Struct children shortcut (or variables shortcut)

Hi all
I am a new in rust but i wondering if there is a way to create shortcut (not variable) to struct children or to variable in general.
For example if i have Person struct with fields name and age, i can't hold the field contents if i not copy or clone them, i can't hold them as a ref variable in the same scope (multi borrow in the same scope error ). so my question is if there is a way like the example below to create shortcuts:

let person = Person{ name: "James".into(), age: 29};

person  as {name, age};
// or
person  as {name: my_name, age: my_age};
// or
person  as person2;

println!("Hi i am {} {} yours old", name, age);

// you can still use in person here
println!("Hi i am {} {} yours old", person.name, person2.age);

No, as this would break the no-mutable-aliasing rule. You could temporarily decompose a struct into mutable references of it's fields like so.

fn main() {
    let mut person = Person { name: "James".into(), age: 29 };
    
    let Person { name, age } = &mut person;
    println!("Hi i am {} {} yours old", name, age);
    *name = "Bob".to_string();
    
    println!("Hi i am {} {} yours old", person.name, person.age);
}

struct Person { name: String, age: u32 }

playground

This works because we either use name and age or we use person, but not both at the same time.

1 Like

Thanks for your response. I have some notes i wrote them into the comments

fn main() {
    let mut person = Person {
        name: "James".into(),
        age: 29,
    };

    {
        // inmutable works
        let Person { name, age } = person;
        println!("Hi i am {} {} yours old", name, age);
    }

    {
        let Person { name, age } = &mut person;
        println!("Hi i am {} {} yours old", name, age);
        *name = "Bob".to_string();
    }

    {
        // you must to decompose all person fields, so what if there is a lot of filelds ?
        let Person { name,  _ } = &mut person;
        println!("Hi i am {}", name);
        *name = "Bob".to_string();
    }

    // this line works only in a separate scope if not i got the bellow error
    // cannot borrow `person.age` as immutable because `person` is also borrowed as mutable
    println!("Hi i am {} {} yours old", person.name, person.age);
}

struct Person { name: String, age: u32 }

You can use the .. expression in pattern matching like shown here.

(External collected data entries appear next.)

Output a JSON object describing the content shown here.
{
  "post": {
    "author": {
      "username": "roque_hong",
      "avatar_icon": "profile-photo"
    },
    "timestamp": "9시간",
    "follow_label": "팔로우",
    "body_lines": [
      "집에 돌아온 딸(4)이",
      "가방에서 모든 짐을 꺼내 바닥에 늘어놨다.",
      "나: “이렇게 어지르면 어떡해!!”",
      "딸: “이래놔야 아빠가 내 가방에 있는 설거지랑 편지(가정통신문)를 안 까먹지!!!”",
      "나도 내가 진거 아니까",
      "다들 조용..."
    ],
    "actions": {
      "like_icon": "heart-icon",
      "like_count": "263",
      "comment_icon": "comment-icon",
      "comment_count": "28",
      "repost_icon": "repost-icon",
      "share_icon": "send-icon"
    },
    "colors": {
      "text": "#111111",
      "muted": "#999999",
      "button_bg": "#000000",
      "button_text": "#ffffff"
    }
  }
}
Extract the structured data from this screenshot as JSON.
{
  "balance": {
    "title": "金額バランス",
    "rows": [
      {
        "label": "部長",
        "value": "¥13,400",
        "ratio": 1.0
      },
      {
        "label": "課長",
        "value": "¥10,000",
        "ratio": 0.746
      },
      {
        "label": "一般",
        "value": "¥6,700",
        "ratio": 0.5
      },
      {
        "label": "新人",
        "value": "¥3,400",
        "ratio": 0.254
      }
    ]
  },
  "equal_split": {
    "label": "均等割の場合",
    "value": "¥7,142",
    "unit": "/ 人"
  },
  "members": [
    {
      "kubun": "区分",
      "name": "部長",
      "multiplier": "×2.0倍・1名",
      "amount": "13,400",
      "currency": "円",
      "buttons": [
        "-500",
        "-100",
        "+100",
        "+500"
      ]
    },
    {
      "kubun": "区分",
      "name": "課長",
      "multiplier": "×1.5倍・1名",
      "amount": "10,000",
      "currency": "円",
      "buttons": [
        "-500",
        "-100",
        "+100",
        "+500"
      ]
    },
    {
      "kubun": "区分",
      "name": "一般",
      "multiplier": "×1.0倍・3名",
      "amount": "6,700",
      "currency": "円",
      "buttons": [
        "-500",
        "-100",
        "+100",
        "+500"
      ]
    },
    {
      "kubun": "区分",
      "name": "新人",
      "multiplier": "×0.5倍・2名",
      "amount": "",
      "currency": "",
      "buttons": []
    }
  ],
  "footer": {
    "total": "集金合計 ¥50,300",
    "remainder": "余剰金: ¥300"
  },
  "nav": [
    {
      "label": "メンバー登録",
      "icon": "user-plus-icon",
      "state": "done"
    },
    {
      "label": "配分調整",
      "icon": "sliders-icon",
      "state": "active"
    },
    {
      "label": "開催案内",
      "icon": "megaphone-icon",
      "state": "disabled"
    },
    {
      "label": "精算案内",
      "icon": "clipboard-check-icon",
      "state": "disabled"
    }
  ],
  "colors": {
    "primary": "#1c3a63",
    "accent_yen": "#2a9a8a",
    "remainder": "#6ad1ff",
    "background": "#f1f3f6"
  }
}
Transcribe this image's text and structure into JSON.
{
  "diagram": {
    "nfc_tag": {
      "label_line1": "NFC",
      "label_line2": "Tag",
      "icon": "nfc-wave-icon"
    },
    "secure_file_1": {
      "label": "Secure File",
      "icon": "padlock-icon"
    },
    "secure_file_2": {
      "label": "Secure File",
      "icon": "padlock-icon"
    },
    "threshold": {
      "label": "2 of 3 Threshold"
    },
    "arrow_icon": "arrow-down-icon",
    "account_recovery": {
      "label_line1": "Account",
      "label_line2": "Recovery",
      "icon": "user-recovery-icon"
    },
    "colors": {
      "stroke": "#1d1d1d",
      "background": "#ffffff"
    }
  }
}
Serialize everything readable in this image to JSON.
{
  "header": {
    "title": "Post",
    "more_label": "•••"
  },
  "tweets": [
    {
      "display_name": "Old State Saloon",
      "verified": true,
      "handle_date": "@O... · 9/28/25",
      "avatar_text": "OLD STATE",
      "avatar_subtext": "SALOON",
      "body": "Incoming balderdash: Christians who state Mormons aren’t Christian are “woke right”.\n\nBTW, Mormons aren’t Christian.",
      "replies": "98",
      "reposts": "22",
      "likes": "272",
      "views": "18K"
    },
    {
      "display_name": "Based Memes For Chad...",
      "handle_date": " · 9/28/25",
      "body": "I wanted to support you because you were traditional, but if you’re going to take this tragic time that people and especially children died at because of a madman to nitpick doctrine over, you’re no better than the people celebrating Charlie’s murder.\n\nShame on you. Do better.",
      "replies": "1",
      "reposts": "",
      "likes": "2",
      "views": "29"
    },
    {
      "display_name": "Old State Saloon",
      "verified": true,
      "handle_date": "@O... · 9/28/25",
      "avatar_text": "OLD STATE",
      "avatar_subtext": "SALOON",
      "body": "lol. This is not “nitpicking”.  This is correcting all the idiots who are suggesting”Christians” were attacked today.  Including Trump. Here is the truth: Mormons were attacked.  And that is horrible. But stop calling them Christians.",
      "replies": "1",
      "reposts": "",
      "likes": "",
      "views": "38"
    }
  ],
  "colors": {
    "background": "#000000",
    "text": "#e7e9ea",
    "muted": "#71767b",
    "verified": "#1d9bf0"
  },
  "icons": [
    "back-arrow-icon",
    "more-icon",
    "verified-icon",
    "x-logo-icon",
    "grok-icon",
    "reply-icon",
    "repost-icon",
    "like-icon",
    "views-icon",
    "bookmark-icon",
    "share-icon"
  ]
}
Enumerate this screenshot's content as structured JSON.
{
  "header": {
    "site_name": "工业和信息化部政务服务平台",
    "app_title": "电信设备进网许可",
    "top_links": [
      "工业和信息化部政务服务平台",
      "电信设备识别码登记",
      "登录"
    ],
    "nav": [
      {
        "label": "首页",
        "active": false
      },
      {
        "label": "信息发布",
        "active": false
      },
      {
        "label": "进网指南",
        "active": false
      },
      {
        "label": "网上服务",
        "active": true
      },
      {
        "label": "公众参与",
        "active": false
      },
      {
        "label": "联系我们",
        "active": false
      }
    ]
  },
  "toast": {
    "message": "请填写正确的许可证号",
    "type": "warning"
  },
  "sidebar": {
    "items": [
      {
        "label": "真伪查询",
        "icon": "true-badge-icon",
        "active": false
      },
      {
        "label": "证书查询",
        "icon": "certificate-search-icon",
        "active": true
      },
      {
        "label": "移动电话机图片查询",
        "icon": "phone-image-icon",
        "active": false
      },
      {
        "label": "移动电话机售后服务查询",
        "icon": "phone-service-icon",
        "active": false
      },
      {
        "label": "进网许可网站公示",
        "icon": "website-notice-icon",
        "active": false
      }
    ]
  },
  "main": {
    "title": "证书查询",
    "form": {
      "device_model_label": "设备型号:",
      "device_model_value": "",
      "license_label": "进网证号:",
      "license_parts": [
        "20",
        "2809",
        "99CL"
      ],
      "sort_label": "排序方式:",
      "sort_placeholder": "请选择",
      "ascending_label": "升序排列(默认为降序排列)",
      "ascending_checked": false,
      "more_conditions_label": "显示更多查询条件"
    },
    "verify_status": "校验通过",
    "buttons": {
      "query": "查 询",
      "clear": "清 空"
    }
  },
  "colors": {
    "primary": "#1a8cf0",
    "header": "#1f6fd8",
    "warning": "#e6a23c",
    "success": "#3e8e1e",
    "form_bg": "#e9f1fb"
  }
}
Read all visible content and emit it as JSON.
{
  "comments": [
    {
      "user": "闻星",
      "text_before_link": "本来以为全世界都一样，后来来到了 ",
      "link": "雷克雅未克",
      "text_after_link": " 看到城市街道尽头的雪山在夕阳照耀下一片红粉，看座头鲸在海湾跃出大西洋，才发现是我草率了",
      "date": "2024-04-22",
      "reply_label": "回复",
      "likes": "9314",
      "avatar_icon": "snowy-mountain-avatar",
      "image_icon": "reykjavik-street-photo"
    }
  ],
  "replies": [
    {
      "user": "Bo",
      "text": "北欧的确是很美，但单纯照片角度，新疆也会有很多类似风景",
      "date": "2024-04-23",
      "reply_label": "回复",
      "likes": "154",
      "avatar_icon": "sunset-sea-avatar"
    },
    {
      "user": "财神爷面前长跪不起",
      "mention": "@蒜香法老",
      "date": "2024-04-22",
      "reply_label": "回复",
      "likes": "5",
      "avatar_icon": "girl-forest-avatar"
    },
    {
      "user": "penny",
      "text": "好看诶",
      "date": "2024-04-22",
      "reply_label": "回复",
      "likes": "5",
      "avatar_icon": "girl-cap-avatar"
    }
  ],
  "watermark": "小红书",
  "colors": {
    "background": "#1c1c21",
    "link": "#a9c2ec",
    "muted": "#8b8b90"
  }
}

I'll take your last code block as an example:

{
    // you must to decompose all person fields, so what if there is a lot of filelds ?
    let Person { name,  _ } = &mut person;
    println!("Hi i am {}", name);
    *name = "Bob".to_string();
}

Here, name is actually &mut String (Or whatever you're .into()ing to), which makes the compiler groan about there being both a mutable reference and an immutable one to name, or in your second example, age as opposed to name. It shouldn't happen in code block #1 (At least I don't think so) because presumably there is a clone implementation for whatever you're .into()ing, and there definitely is a Clone implementation for usize, meaning that you just cloned the value, and didn't end up with a reference. I'd need a bit more information to infer that.